CERRETO SANNITA - Addio a Renato Pescitelli un farmacista col vizio della storia In primo piano

Grande dolore a Cerreto Sannita per la scomparsa, proprio nel primo giorno del nuovo anno, del farmacista-storico Renato Pescitelli, amato, stimato ed apprezzato dall'intera comunità cerettese, nonché zio del giornalista Gino Pescitelli, nostro valido collaboratore.

Il ridente centro della Valle Telesina, conosciuto ovunque per la sua ceramica, ha perso uno dei suoi figli più illustri, che con i suoi apprezzati lavori ha contribuito a far conoscere la storia locale, ma soprattutto quella della Chiesa cerretese e dell’arte della ceramica.

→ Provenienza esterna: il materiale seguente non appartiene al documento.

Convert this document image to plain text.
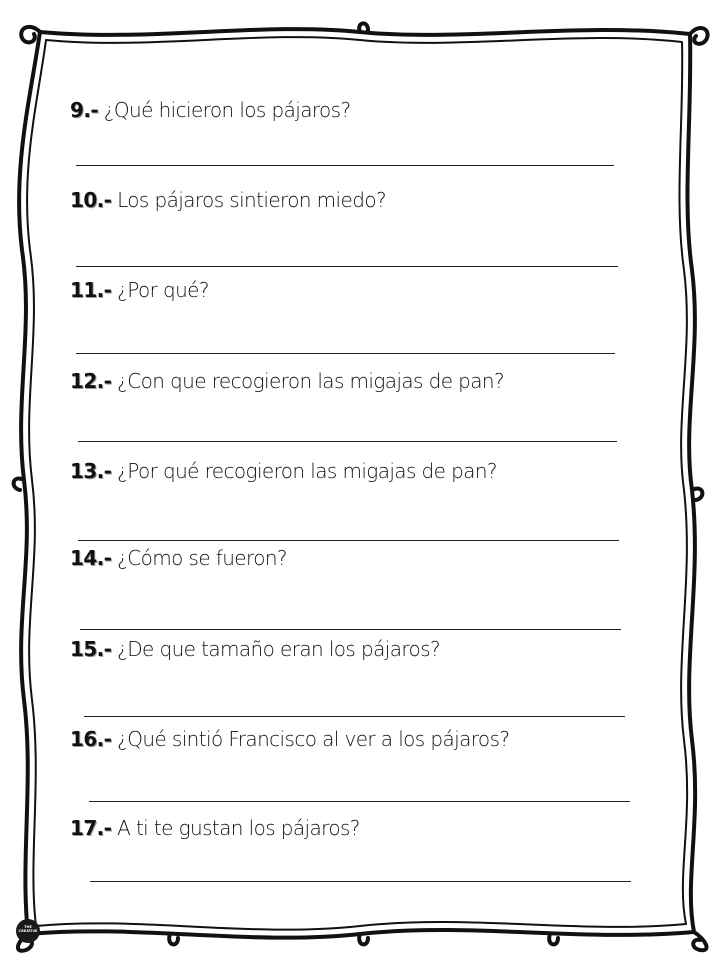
9.- ¿Qué hicieron los pájaros?

10.- Los pájaros sintieron miedo?

11.- ¿Por qué?

12.- ¿Con que recogieron las migajas de pan?

13.- ¿Por qué recogieron las migajas de pan?

14.- ¿Cómo se fueron?

15.- ¿De que tamaño eran los pájaros?

16.- ¿Qué sintió Francisco al ver a los pájaros?

17.- A ti te gustan los pájaros?

THE
CREATIVE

Ha sempre dimostrato l’amore per la “sua” Cerreto attraverso studi, ricerche e pubblicazioni sulla storia della comunità locale.

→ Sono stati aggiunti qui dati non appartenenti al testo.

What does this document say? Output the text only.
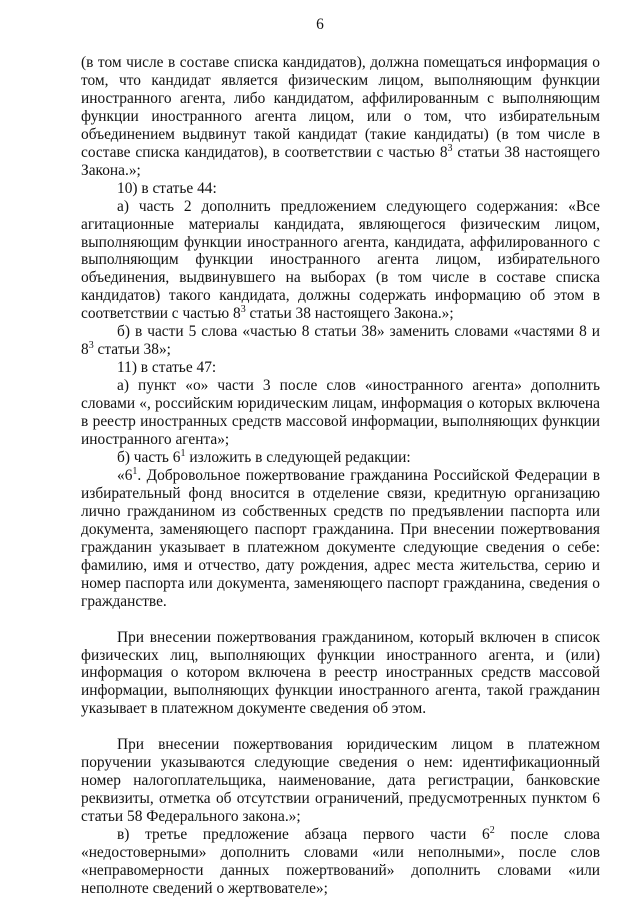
6

(в том числе в составе списка кандидатов), должна помещаться информация о том, что кандидат является физическим лицом, выполняющим функции иностранного агента, либо кандидатом, аффилированным с выполняющим функции иностранного агента лицом, или о том, что избирательным объединением выдвинут такой кандидат (такие кандидаты) (в том числе в составе списка кандидатов), в соответствии с частью $8^3$ статьи 38 настоящего Закона.»;

10) в статье 44:

а) часть 2 дополнить предложением следующего содержания: «Все агитационные материалы кандидата, являющегося физическим лицом, выполняющим функции иностранного агента, кандидата, аффилированного с выполняющим функции иностранного агента лицом, избирательного объединения, выдвинувшего на выборах (в том числе в составе списка кандидатов) такого кандидата, должны содержать информацию об этом в соответствии с частью $8^3$ статьи 38 настоящего Закона.»;

б) в части 5 слова «частью 8 статьи 38» заменить словами «частями 8 и $8^3$ статьи 38»;

11) в статье 47:

а) пункт «о» части 3 после слов «иностранного агента» дополнить словами «, российским юридическим лицам, информация о которых включена в реестр иностранных средств массовой информации, выполняющих функции иностранного агента»;

б) часть $6^1$ изложить в следующей редакции:

«$6^1$. Добровольное пожертвование гражданина Российской Федерации в избирательный фонд вносится в отделение связи, кредитную организацию лично гражданином из собственных средств по предъявлении паспорта или документа, заменяющего паспорт гражданина. При внесении пожертвования гражданин указывает в платежном документе следующие сведения о себе: фамилию, имя и отчество, дату рождения, адрес места жительства, серию и номер паспорта или документа, заменяющего паспорт гражданина, сведения о гражданстве.

При внесении пожертвования гражданином, который включен в список физических лиц, выполняющих функции иностранного агента, и (или) информация о котором включена в реестр иностранных средств массовой информации, выполняющих функции иностранного агента, такой гражданин указывает в платежном документе сведения об этом.

При внесении пожертвования юридическим лицом в платежном поручении указываются следующие сведения о нем: идентификационный номер налогоплательщика, наименование, дата регистрации, банковские реквизиты, отметка об отсутствии ограничений, предусмотренных пунктом 6 статьи 58 Федерального закона.»;

в) третье предложение абзаца первого части $6^2$ после слова «недостоверными» дополнить словами «или неполными», после слов «неправомерности данных пожертвований» дополнить словами «или неполноте сведений о жертвователе»;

Fin da giovane studente, poi farmacista, iniziò le ricerche sulla storia del paese di nascita, iniziando a studiare e trascrivere gli Statuti del paese dal 1544 al 1723, sotto la guida del suo amato avo materno Silvestro Mastrobuoni,  teologo della Cattedrale di Manfredonia, che lo introdusse allo studio della paleografia. E proprio Silvestro Mastrobuoni è stato la guida di Renato Pescitelli per tutti i suoi successivi studi e lavori.

Anche negli anni degli studi prima a Benevento e poi a Napoli ha continuato sempre a seguire la Paleografia, conseguendo la laurea in Farmacia, sulle orme del padre Luigi e del fratello Raffaele, e poi diplomandosi presso l’Archivio di Stato di Napoli, formandosi negli ambienti crociani e conoscendo, tra gli altri, lo storico  e filosofo Alfredo Parente e lo stimato prof. Antonio Guarino.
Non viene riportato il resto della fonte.